The European Commission later unveiled a plan that made it mandatory for all members to accept a precise number of migrants, based on such factors as their population, economic size, and unemployment numbers. (Britain, Ireland, and Denmark were exempted due to various out-in or opt-out clauses.)

But yesterday, the “mandatory” policy was dropped after countries balked, arguing they had neither the infrastructure nor the political mandate to accept more migrants. And more countries have been exempted, including Hungary and Bulgaria, where land crossings have spiked.

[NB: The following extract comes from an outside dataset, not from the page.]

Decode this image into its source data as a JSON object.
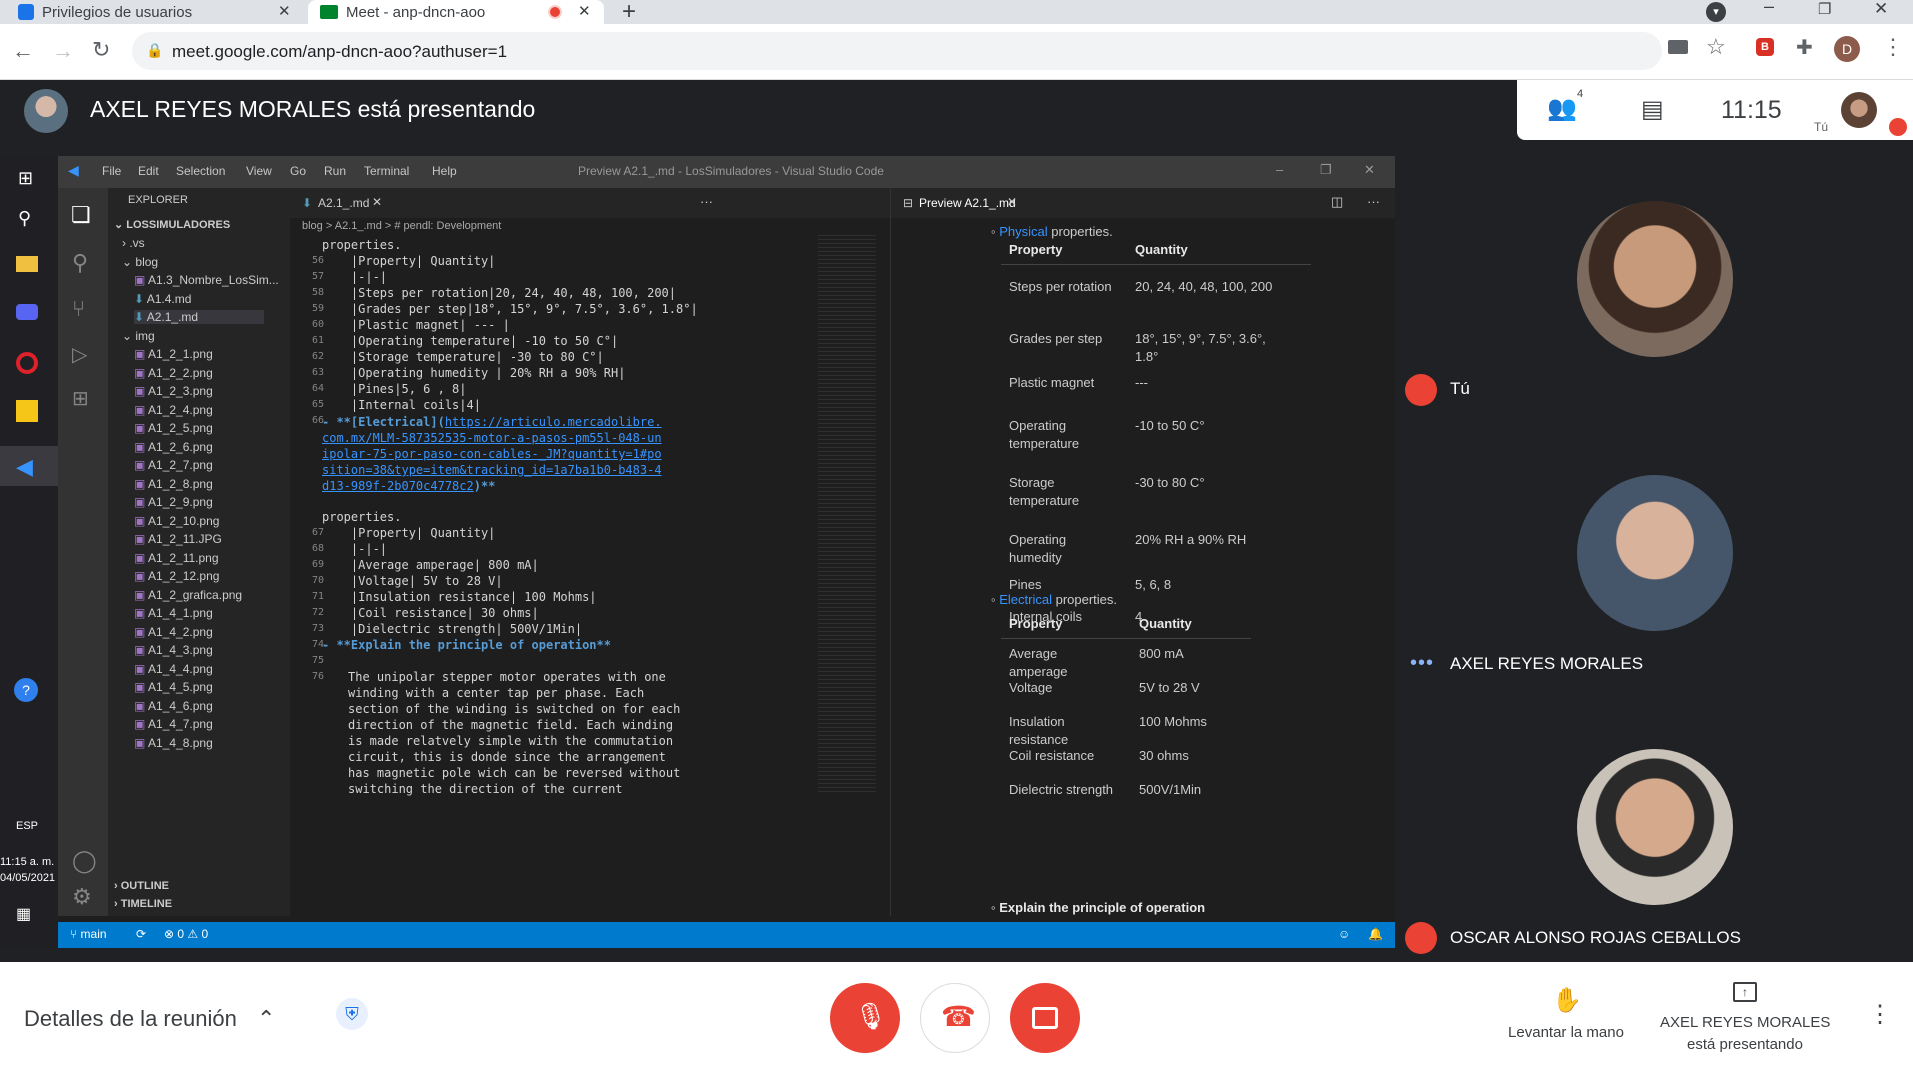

“Given the scale of the global refugee crisis, making relocation mandatory was at the heart of the proposal,” says Elizabeth Collett, the director of the Migration Policy Institute Europe in Brussels. “The key objective of mandatory [quotas] was really a means so that no members could shirk their responsibilities…. The primary goal of trying to relieve pressure on Italy and Greece has been achieved to some extent. But that is a very limited form of solidarity.”

Political backlash

The compromise came after nearly seven hours of heated late-night debate that left leaders tense and tired. It wasn't exactly a surprise: The vows of solidarity in the spring buckled under the pressure of continued migration, and not just via the Mediterranean.

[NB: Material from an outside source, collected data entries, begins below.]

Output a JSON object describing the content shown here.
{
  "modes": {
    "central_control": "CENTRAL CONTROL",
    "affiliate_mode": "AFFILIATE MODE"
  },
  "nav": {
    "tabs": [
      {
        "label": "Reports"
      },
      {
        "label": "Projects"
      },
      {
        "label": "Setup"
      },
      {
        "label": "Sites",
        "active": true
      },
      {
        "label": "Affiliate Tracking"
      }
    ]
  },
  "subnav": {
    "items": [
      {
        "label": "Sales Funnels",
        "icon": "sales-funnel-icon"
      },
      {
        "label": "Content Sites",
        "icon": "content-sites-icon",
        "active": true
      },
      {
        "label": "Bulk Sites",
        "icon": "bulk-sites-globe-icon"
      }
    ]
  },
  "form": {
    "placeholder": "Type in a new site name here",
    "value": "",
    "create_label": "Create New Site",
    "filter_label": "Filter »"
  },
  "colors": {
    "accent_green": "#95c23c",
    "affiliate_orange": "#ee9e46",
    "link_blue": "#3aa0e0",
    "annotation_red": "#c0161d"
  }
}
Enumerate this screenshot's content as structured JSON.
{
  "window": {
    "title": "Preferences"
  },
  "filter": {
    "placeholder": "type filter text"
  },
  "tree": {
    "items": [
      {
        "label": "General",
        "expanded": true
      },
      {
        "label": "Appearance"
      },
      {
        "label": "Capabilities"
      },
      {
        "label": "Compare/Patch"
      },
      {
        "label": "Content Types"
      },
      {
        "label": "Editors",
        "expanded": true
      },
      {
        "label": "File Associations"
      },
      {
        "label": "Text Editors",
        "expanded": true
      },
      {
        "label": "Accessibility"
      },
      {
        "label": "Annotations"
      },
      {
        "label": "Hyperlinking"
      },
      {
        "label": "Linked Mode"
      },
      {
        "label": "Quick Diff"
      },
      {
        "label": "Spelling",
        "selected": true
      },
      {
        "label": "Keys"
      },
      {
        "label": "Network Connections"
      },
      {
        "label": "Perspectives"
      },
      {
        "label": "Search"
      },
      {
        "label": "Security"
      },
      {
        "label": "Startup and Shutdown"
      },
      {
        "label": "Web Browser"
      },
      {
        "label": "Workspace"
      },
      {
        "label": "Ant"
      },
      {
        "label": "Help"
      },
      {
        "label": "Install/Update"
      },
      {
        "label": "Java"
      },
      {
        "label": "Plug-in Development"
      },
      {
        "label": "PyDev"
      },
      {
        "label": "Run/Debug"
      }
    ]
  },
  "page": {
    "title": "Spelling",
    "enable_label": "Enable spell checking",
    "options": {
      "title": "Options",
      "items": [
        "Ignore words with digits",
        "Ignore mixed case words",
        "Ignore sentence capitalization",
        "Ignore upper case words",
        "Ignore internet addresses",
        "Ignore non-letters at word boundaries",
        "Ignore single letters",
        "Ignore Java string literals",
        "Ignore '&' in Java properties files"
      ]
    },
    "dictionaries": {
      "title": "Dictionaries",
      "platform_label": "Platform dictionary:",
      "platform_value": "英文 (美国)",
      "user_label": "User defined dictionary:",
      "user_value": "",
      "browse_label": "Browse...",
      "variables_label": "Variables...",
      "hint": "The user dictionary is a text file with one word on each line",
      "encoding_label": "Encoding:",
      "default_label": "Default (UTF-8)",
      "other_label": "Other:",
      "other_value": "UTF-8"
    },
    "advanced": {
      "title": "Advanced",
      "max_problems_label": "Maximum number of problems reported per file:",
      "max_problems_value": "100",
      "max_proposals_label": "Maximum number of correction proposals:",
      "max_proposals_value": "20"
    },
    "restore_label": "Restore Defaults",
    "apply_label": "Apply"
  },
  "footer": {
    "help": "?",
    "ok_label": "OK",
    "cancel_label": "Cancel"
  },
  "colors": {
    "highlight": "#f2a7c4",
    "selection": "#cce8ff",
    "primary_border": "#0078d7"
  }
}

Hungary this week said it was going to build a fence to keep out migrants from Serbia. Italy faced off against France last week as police started checking identities along a frontier that is supposed to be borderless. Austria said it would put in similar controls along its border with Hungary. And this week, when a ferry strike in the French port of Calais revealed the numbers of migrants seeking to head to Britain, local French officials blamed Britain for the predicament.

More battles are sure to come. The relocation plan is to be hammered out by July. But it only covers a small portion of the hundreds of thousands expected to try to enter Europe this year.

"It is, to tell the disturbing truth, a very modest effort," European Commission President Jean-Claude Juncker, whose idea it was to set a mandatory policy, said Friday.